How to understand the main functions of product portfolio?
The so-called product mix refers to the combination of all product lines and product items produced or operated by an enterprise, including four variables: width, length, depth and consistency.
(1) The breadth of product portfolio refers to the number of product lines owned by an enterprise. More product lines mean a wider product portfolio. (2) the length of the product portfolio. Refers to the average number of product varieties owned by an enterprise, that is, the quotient obtained by dividing all varieties by all product lines. (3) Product collocation depth refers to the number of colors and specifications of each variety. (4) Density of product mix. Refers to the product of each product line in the end use, production conditions, distribution and other aspects of the degree of correlation. The existing product mix strategy of enterprises should follow three basic principles: it is conducive to promoting sales, competition and increasing the total profit of enterprises.
Enterprises can choose the following strategies according to the different situations and characteristics of the target market when making product mix decisions:
1, expanding product portfolio strategy The so-called expanding product portfolio strategy is to expand the width or depth of product portfolio.
In other words, the enterprise will add one or more product lines to expand the product business scope on the basis of the original product line, or add new product items on the basis of the original product items to produce and operate more products to meet the market demand.

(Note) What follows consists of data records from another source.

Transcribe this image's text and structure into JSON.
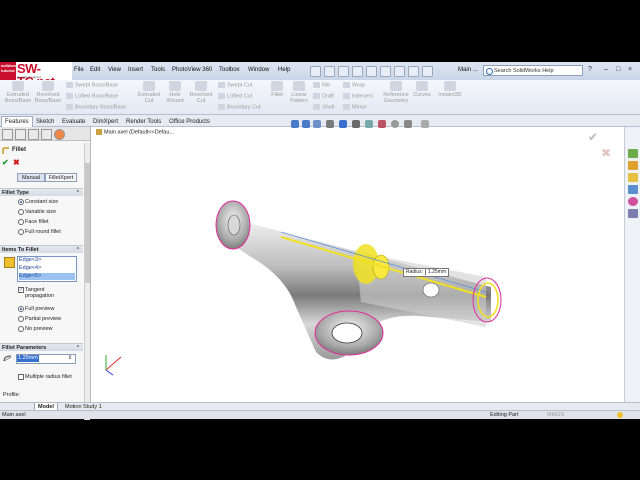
{
  "logo": {
    "brand": "SW-TC.net",
    "badge": "solidworks tutorial",
    "tagline": "tutorials & training"
  },
  "menu": [
    "File",
    "Edit",
    "View",
    "Insert",
    "Tools",
    "PhotoView 360",
    "Toolbox",
    "Window",
    "Help"
  ],
  "doc_short": "Main ...",
  "search_placeholder": "Search SolidWorks Help",
  "commands": {
    "extruded_boss": "Extruded Boss/Base",
    "revolved_boss": "Revolved Boss/Base",
    "swept_boss": "Swept Boss/Base",
    "lofted_boss": "Lofted Boss/Base",
    "boundary_boss": "Boundary Boss/Base",
    "extruded_cut": "Extruded Cut",
    "hole_wizard": "Hole Wizard",
    "revolved_cut": "Revolved Cut",
    "swept_cut": "Swept Cut",
    "lofted_cut": "Lofted Cut",
    "boundary_cut": "Boundary Cut",
    "fillet": "Fillet",
    "linear_pattern": "Linear Pattern",
    "rib": "Rib",
    "draft": "Draft",
    "shell": "Shell",
    "wrap": "Wrap",
    "intersect": "Intersect",
    "mirror": "Mirror",
    "reference_geometry": "Reference Geometry",
    "curves": "Curves",
    "instant3d": "Instant3D"
  },
  "tabs": [
    "Features",
    "Sketch",
    "Evaluate",
    "DimXpert",
    "Render Tools",
    "Office Products"
  ],
  "tree_label": "Main axel  (Default<<Defau...",
  "panel": {
    "title": "Fillet",
    "mode_manual": "Manual",
    "mode_xpert": "FilletXpert",
    "fillet_type_header": "Fillet Type",
    "fillet_types": [
      "Constant size",
      "Variable size",
      "Face fillet",
      "Full round fillet"
    ],
    "items_header": "Items To Fillet",
    "edges": [
      "Edge<3>",
      "Edge<4>",
      "Edge<5>"
    ],
    "tangent_propagation": "Tangent propagation",
    "preview_options": [
      "Full preview",
      "Partial preview",
      "No preview"
    ],
    "params_header": "Fillet Parameters",
    "radius_value": "1.25mm",
    "multiple_radius": "Multiple radius fillet",
    "profile_label": "Profile:"
  },
  "callout": {
    "label": "Radius:",
    "value": "1.25mm"
  },
  "bottom_tabs": [
    "Model",
    "Motion Study 1"
  ],
  "status": {
    "left": "Main axel",
    "right": "Editing Part",
    "units": "MMGS"
  },
  "colors": {
    "accent_red": "#c8102e",
    "preview_yellow": "#f0e020",
    "edge_magenta": "#e0309a"
  }
}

The strategy of expanding product mix is a corresponding decision made after forecasting the market prospect on the basis of full market investigation. When enterprises predict that the sales and profits of existing product projects may decline in the future, they should consider adding new projects to the existing product portfolio or strengthening product projects with market potential.
The newly added product line may or may not be related to the original product line. For example, a company specializing in gold jewelry has increased platinum jewelry projects and jewelry product lines in order to meet market demand. The former is a related project, and the latter is an unrelated product line expansion.
2. Reduce the product mix strategy
The strategy of reducing product mix is to reduce product lines or product projects, especially those with small profits, so as to concentrate on operating product lines and product projects with large profits.
3. The high-end product strategy is to add high-end and high-priced products on the basis of the original product line.
4. The strategy of low-grade products is to add low-grade and low-price products to the original product line.